Le général de division Cleveland a rejoint le conseil de
Roboteam. Ancien chef d'État-major du commandement des opérations spéciales de
l'armée américaine, ancien commandant des forces spéciales aéroporté, il a
dirigé l'invasion initiale dans le nord de l'Irak et réussi à commander une
force de plus de 70.000 combattants américains et kurdes. Pour s’ouvrir au
marché asiatique Feng He Fund Management, implanté à Shangaï et à Singapour,
fait partie de ses actionnaires.
Général Cleveland |
Les
militaires français estiment que le Probot a des performances techniques
inférieures à celles de ses concurrents mais son prix, le quart des autres,
défie toute concurrence. Cependant, ils accusent les Israéliens de faire du dumping.

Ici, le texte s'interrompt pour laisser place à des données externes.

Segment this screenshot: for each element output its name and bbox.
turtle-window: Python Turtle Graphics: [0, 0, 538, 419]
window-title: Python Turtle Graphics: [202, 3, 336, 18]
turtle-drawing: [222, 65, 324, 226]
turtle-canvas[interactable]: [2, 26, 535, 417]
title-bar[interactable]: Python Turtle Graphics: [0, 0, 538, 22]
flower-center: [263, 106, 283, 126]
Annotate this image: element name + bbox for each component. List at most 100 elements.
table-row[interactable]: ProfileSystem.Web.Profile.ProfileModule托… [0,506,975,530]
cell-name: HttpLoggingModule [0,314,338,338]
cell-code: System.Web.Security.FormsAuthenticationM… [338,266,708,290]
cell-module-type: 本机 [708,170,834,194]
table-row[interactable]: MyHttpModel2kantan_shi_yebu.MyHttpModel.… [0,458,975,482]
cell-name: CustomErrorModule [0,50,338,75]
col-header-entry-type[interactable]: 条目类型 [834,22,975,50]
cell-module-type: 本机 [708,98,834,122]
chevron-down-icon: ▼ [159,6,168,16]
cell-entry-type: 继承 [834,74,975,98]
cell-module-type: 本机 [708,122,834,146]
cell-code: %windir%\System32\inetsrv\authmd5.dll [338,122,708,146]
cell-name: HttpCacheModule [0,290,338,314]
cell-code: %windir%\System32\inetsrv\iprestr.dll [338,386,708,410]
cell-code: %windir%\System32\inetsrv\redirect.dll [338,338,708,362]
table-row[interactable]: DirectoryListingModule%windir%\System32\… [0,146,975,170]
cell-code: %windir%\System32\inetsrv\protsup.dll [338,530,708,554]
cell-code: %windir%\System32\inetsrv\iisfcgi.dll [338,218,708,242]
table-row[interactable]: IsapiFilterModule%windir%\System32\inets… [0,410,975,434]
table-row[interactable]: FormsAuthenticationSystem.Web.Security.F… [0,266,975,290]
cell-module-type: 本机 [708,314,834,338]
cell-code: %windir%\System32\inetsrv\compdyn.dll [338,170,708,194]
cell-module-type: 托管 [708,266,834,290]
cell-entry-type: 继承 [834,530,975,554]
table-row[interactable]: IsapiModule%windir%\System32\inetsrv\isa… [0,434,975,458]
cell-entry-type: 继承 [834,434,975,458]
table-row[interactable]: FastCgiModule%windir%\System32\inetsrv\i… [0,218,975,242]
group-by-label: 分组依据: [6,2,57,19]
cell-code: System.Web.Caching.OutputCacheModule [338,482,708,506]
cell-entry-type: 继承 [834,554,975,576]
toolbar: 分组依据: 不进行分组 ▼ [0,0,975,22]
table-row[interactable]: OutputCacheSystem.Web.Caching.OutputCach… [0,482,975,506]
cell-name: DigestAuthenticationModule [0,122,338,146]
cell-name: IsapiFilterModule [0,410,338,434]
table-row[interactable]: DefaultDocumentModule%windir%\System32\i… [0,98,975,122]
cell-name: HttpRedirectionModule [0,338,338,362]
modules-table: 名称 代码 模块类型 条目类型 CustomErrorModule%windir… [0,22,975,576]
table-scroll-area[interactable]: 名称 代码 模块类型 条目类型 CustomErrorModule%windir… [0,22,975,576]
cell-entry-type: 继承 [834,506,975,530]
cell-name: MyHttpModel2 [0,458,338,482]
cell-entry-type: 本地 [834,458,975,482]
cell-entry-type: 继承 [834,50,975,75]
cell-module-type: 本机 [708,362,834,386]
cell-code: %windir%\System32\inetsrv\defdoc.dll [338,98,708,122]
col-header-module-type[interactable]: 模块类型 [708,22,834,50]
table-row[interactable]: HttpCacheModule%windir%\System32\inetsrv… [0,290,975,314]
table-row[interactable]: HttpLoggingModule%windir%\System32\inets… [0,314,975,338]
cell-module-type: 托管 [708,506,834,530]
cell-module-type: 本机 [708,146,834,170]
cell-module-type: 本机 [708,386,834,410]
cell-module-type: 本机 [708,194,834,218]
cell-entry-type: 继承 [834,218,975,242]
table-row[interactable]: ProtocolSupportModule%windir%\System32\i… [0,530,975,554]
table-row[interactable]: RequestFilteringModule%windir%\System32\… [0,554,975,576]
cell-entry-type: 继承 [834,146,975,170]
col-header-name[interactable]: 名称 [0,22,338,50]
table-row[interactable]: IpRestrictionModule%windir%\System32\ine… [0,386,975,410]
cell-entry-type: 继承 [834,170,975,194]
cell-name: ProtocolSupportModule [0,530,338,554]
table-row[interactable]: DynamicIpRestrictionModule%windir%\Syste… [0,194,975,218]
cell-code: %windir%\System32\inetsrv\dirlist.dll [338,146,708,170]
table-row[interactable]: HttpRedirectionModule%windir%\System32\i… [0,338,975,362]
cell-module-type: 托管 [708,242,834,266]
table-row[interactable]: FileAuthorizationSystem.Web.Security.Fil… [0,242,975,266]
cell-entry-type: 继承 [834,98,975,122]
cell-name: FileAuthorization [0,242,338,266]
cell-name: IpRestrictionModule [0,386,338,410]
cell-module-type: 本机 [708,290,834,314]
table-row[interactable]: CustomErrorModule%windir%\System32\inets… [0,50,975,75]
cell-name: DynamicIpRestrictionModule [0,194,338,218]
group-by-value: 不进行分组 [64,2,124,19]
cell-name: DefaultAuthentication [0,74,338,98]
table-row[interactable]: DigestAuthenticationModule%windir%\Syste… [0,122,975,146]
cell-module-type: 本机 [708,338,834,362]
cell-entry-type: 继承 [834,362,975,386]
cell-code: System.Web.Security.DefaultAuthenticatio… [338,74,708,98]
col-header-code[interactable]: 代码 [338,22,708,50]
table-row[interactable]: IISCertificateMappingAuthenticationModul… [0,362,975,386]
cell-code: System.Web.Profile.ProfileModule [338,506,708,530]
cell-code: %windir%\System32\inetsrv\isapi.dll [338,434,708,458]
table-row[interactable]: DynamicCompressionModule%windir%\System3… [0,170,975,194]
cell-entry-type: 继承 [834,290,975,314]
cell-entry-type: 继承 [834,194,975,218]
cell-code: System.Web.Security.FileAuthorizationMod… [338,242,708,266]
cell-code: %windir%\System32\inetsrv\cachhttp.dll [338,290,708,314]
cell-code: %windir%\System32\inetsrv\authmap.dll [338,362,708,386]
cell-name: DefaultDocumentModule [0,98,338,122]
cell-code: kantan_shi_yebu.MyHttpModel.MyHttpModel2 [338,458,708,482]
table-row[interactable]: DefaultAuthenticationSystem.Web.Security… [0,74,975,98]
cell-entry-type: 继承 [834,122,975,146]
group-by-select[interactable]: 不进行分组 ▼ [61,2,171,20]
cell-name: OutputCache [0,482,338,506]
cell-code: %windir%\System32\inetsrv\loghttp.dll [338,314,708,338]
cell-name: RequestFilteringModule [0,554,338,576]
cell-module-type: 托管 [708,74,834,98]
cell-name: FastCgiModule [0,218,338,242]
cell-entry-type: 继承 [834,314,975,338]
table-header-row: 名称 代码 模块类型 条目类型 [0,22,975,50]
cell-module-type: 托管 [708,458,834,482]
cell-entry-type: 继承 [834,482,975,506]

En fait le directeur général de Gaci Rugged Systems, Joël Collino, assure que
la fabrication du Probot se fera dans ses usines. Par ailleurs le contrat
garantit «l’accès aux sources de conception pour que nos bureaux d’étude
puisse apporter des améliorations ou modifications à ce robot conçu par
ROBOTEAM et qui est, pour le marché français, fabriqué par nos soins».
Il
est certain que la France sera dorénavant moins frileuse quand il s’agira de
collaboration avec les industries militaires israéliennes. Il est surtout
certain que lorsque le Quai d’Orsay ne met pas son grain de sel, alors les relations
entre la France et Israël tendent vers la normalité.
Merci pour cet article bien documenté. J'ai apprecié la chute finale concernant le quai d'Orsay. On dit que trois corps d'Etat restent proches (euphémisme d""amis) avec Israel :l'armée, la police et ... les pompiers!